Most small town or 'country' small hardware stores have cast iron fry pans.
Ode

At 09:47 AM 3/4/2006 -0500, you wrote:

I have and do use the visions, but my two favorite fry pans for my stirfrys and lightly sauteeing have teflon and one thing i have definitely realized is that i dont want teflon. Went to Walmart three days ago - every frlying pan there had teflon, geeeeesssssshhhhhhh, but some one here had a good suggestion, am going to flea markets and yard sales now, looking for the cast iron or more visions. Thank you all of you wonderful people that have given me the information to help me see what to do. Jen

----- Original Message ----- From: <[email protected]>
To: <[email protected]>
Sent: Saturday, March 04, 2006 8:24 AM
Subject: Re: CS>Visionware


Hi,

As I understand, The silicate in the corningware doesn't affect us unless it is heated to such high temperatures that it would practically melt. I don't recall the specific information on the toxicity report. it was listed here at one time by a fellow lister. Temperature if I'm not mistaken was around the 700 fereheit mark. That is pretty hot..infact very hot. I don't believe anyone cooks anything with that degree of heat. just to stir people's curiosity..My apologies for not having this information on hand. Corning glasswear is almost impossible to locate now. One would "assume" corning stopped producing the transparent cookware for a good number of reasons and good health I think is definately one of them.
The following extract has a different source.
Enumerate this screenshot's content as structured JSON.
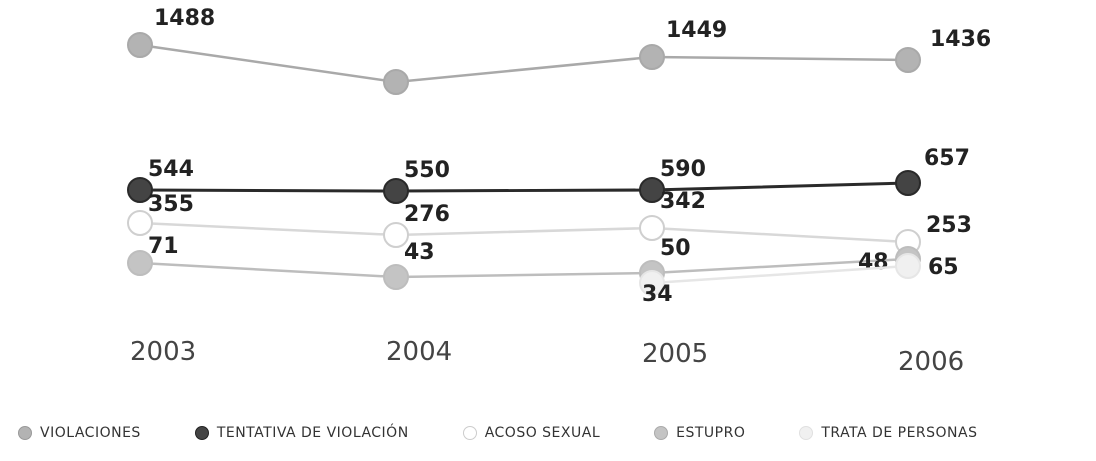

I managed to get a hold of a few sets of this stuff in almost mint condition at a flea market. it's better then anything I have used. don't use scrub pads on them and there is no worries. However, if one is obsessed with what one is ingesting..then where does the anti stop. How far is one willing to go? And how much can one afford.?

Ernie


From: <[email protected]>
Reply-To: [email protected]
To: <[email protected]>
Subject: Re: CS>Visionware
Date: Sat, 4 Mar 2006 7:53:56 -0500

Correct -magnetic stainless is mostly 410 alloy -containing ONLY chrominun and iron.
>
> From: Sharie Hartwell <[email protected]>
> Date: 2006/03/04 Sat AM 05:29:59 EST
> To: [email protected]
> Subject: CS>Visionware
>
> Hi Wendy,
>
> I remember getting the Visionware at Canadian Tire (cheap!) and at
> Zellers in Hanover, Ontario back in the 90's.  I know you weren't
> supposed to use the green scrubbies (would scratch and dull the
> finish on glass) but I got lazy and gently tried to remove the cooked
> (sometimes burned) food.  It not only dulled the glass but left a
> metallic sheen that looked like aluminum.  I got ahold of a customer
> service rep from Corningware and he said there was aluminum silicate
> in the glass as well as in the white corningware products.